How can we maintain a balance between the need for self-defense and the risk of mirroring the same aggression we are fighting against? Can we respect each other's differences, stand firm in our own beliefs, and protect individual freedoms without infringing on the rights of others?
In CLAP & SLAP, these questions are explored through bodily and physical language: the two performers meet in brutal clashes, attempting to overpower each other, but also in moments of vulnerable interaction. On stage, a dialogue unfolds that fluctuates between combat and play, silence and sound, rejection and trust. The audience witnesses how the tension between confrontation and cooperation constantly shifts. Without promises of reconciliation, but without simple enemy images.

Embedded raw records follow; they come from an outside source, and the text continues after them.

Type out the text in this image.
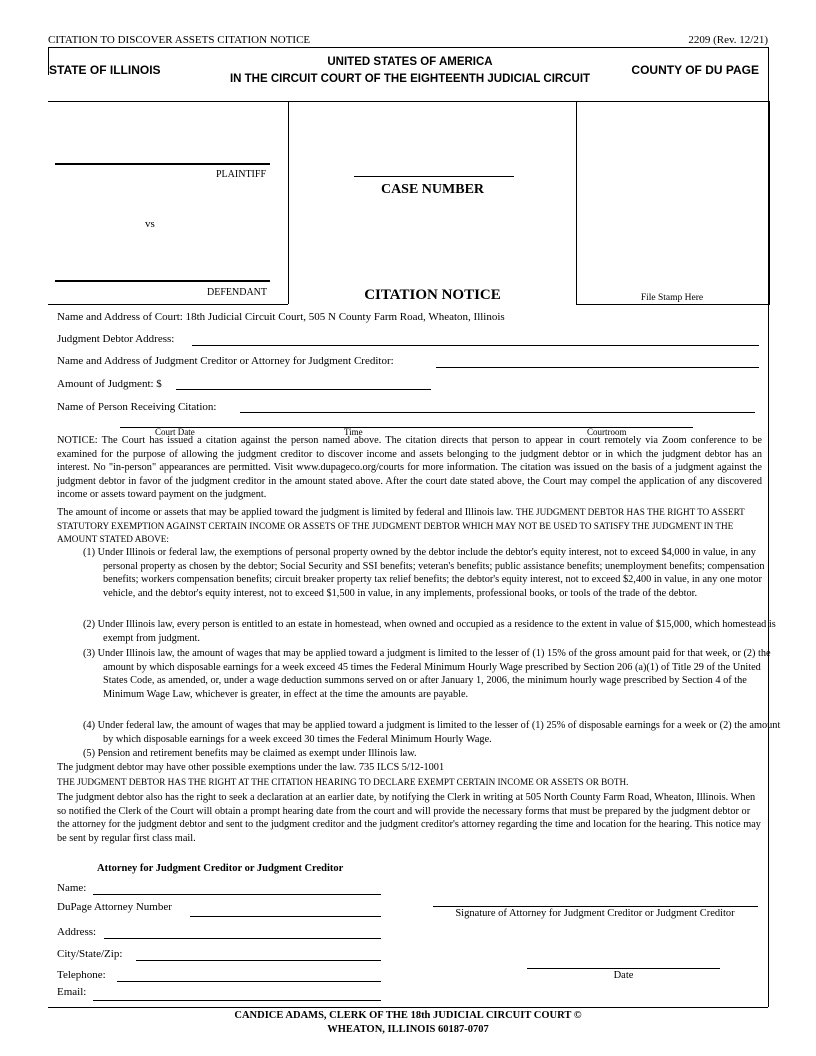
CITATION TO DISCOVER ASSETS CITATION NOTICE	2209 (Rev. 12/21)
STATE OF ILLINOIS
UNITED STATES OF AMERICA
IN THE CIRCUIT COURT OF THE EIGHTEENTH JUDICIAL CIRCUIT
COUNTY OF DU PAGE
PLAINTIFF
vs
DEFENDANT
CASE NUMBER
CITATION NOTICE	File Stamp Here
Name and Address of Court: 18th Judicial Circuit Court, 505 N County Farm Road, Wheaton, Illinois
Judgment Debtor Address:
Name and Address of Judgment Creditor or Attorney for Judgment Creditor:
Amount of Judgment: $
Name of Person Receiving Citation:
Court Date	Time	Courtroom
NOTICE: The Court has issued a citation against the person named above. The citation directs that person to appear in court remotely via Zoom conference to be examined for the purpose of allowing the judgment creditor to discover income and assets belonging to the judgment debtor or in which the judgment debtor has an interest. No "in-person" appearances are permitted. Visit www.dupageco.org/courts for more information. The citation was issued on the basis of a judgment against the judgment debtor in favor of the judgment creditor in the amount stated above. After the court date stated above, the Court may compel the application of any discovered income or assets toward payment on the judgment.
The amount of income or assets that may be applied toward the judgment is limited by federal and Illinois law. THE JUDGMENT DEBTOR HAS THE RIGHT TO ASSERT STATUTORY EXEMPTION AGAINST CERTAIN INCOME OR ASSETS OF THE JUDGMENT DEBTOR WHICH MAY NOT BE USED TO SATISFY THE JUDGMENT IN THE AMOUNT STATED ABOVE:
(1) Under Illinois or federal law, the exemptions of personal property owned by the debtor include the debtor's equity interest, not to exceed $4,000 in value, in any personal property as chosen by the debtor; Social Security and SSI benefits; veteran's benefits; public assistance benefits; unemployment benefits; compensation benefits; workers compensation benefits; circuit breaker property tax relief benefits; the debtor's equity interest, not to exceed $2,400 in value, in any one motor vehicle, and the debtor's equity interest, not to exceed $1,500 in value, in any implements, professional books, or tools of the trade of the debtor.
(2) Under Illinois law, every person is entitled to an estate in homestead, when owned and occupied as a residence to the extent in value of $15,000, which homestead is exempt from judgment.
(3) Under Illinois law, the amount of wages that may be applied toward a judgment is limited to the lesser of (1) 15% of the gross amount paid for that week, or (2) the amount by which disposable earnings for a week exceed 45 times the Federal Minimum Hourly Wage prescribed by Section 206 (a)(1) of Title 29 of the United States Code, as amended, or, under a wage deduction summons served on or after January 1, 2006, the minimum hourly wage prescribed by Section 4 of the Minimum Wage Law, whichever is greater, in effect at the time the amounts are payable.
(4) Under federal law, the amount of wages that may be applied toward a judgment is limited to the lesser of (1) 25% of disposable earnings for a week or (2) the amount by which disposable earnings for a week exceed 30 times the Federal Minimum Hourly Wage.
(5) Pension and retirement benefits may be claimed as exempt under Illinois law.
The judgment debtor may have other possible exemptions under the law. 735 ILCS 5/12-1001
THE JUDGMENT DEBTOR HAS THE RIGHT AT THE CITATION HEARING TO DECLARE EXEMPT CERTAIN INCOME OR ASSETS OR BOTH.
The judgment debtor also has the right to seek a declaration at an earlier date, by notifying the Clerk in writing at 505 North County Farm Road, Wheaton, Illinois. When so notified the Clerk of the Court will obtain a prompt hearing date from the court and will provide the necessary forms that must be prepared by the judgment debtor or the attorney for the judgment debtor and sent to the judgment creditor and the judgment creditor's attorney regarding the time and location for the hearing. This notice may be sent by regular first class mail.
Attorney for Judgment Creditor or Judgment Creditor
Name:
DuPage Attorney Number
Address:
City/State/Zip:
Telephone:
Email:
Signature of Attorney for Judgment Creditor or Judgment Creditor
Date
CANDICE ADAMS, CLERK OF THE 18th JUDICIAL CIRCUIT COURT ©
WHEATON, ILLINOIS 60187-0707
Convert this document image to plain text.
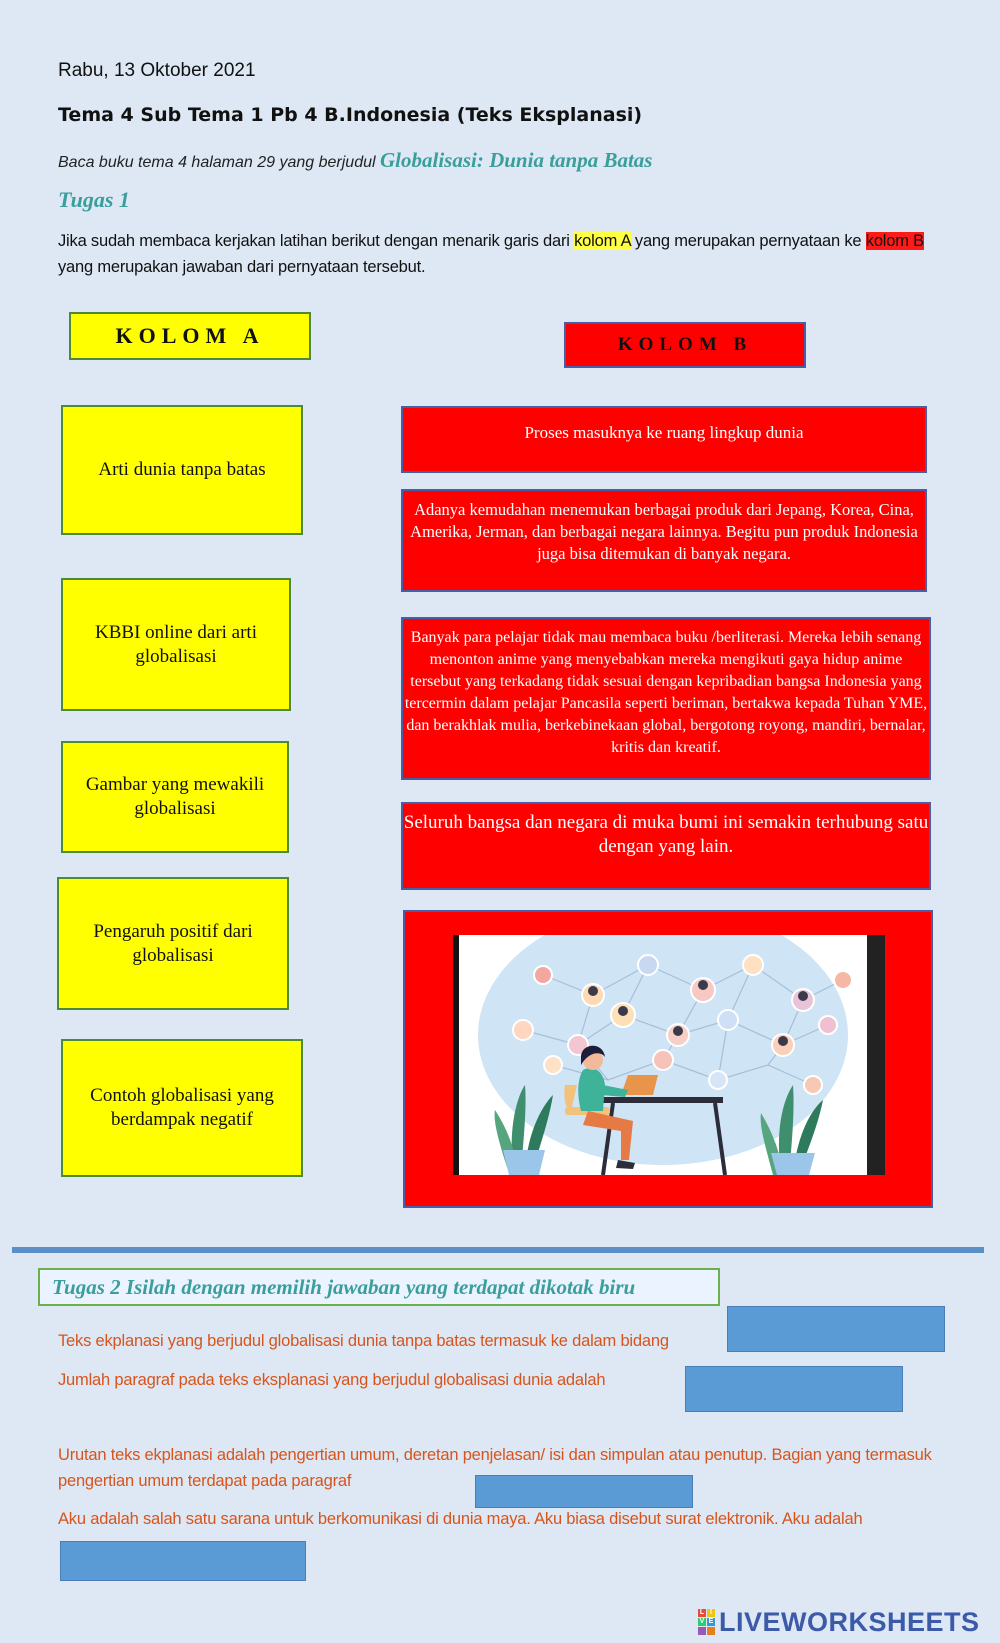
Rabu, 13 Oktober 2021
Tema 4 Sub Tema 1 Pb 4 B.Indonesia (Teks Eksplanasi)
Baca buku tema 4 halaman 29 yang berjudul Globalisasi: Dunia tanpa Batas
Tugas 1
Jika sudah membaca kerjakan latihan berikut dengan menarik garis dari kolom A yang merupakan pernyataan ke kolom B yang merupakan jawaban dari pernyataan tersebut.
KOLOM A	KOLOM B
Arti dunia tanpa batas
KBBI online dari arti globalisasi
Gambar yang mewakili globalisasi
Pengaruh positif dari globalisasi
Contoh globalisasi yang berdampak negatif
Proses masuknya ke ruang lingkup dunia
Adanya kemudahan menemukan berbagai produk dari Jepang, Korea, Cina, Amerika, Jerman, dan berbagai negara lainnya. Begitu pun produk Indonesia juga bisa ditemukan di banyak negara.
Banyak para pelajar tidak mau membaca buku /berliterasi. Mereka lebih senang menonton anime yang menyebabkan mereka mengikuti gaya hidup anime tersebut yang terkadang tidak sesuai dengan kepribadian bangsa Indonesia yang tercermin dalam pelajar Pancasila seperti beriman, bertakwa kepada Tuhan YME, dan berakhlak mulia, berkebinekaan global, bergotong royong, mandiri, bernalar, kritis dan kreatif.
Seluruh bangsa dan negara di muka bumi ini semakin terhubung satu dengan yang lain.
Tugas 2 Isilah dengan memilih jawaban yang terdapat dikotak biru
Teks ekplanasi yang berjudul globalisasi dunia tanpa batas termasuk ke dalam bidang
Jumlah paragraf pada teks eksplanasi yang berjudul globalisasi dunia adalah
Urutan teks ekplanasi adalah pengertian umum, deretan penjelasan/ isi dan simpulan atau penutup. Bagian yang termasuk pengertian umum terdapat pada paragraf
Aku adalah salah satu sarana untuk berkomunikasi di dunia maya. Aku biasa disebut surat elektronik. Aku adalah
L I
V E LIVEWORKSHEETS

The restless balance mirrors the complex and paralyzing tension that arose in Eastern Europe – especially between Lithuania and Belarus – after Russia's full-scale invasion of Ukraine on February 24, 2022. The conflict is examined through historical, political, geographical, and social perspectives, but also through the personal experiences of Lisičkinaitė and Shugaleev.
As a politically engaged participant in the Belarusian revolution of 2020, Shugaleev took part in protests in Belarus, while Lisičkinaitė stood outside the embassy in Vilnius. Shugaleev was forced to leave his homeland; Lisičkinaitė chose to refrain from collaborating with Russian-speaking artists.
Now they meet in a theatrical space that opens for a dialogue seemingly impossible outside of art: a dialogue between fear and the necessity of action, between collective and personal responsibility, between personal tragedy and geopolitical catastrophe.
Without pretending to solve political or military conflicts, the performance seeks to evoke political and philosophical reflection on our ability to distinguish between responsibility and guilt, nationalism and patriotism, self-defense and aggression – between the desire to trust and the need to protect.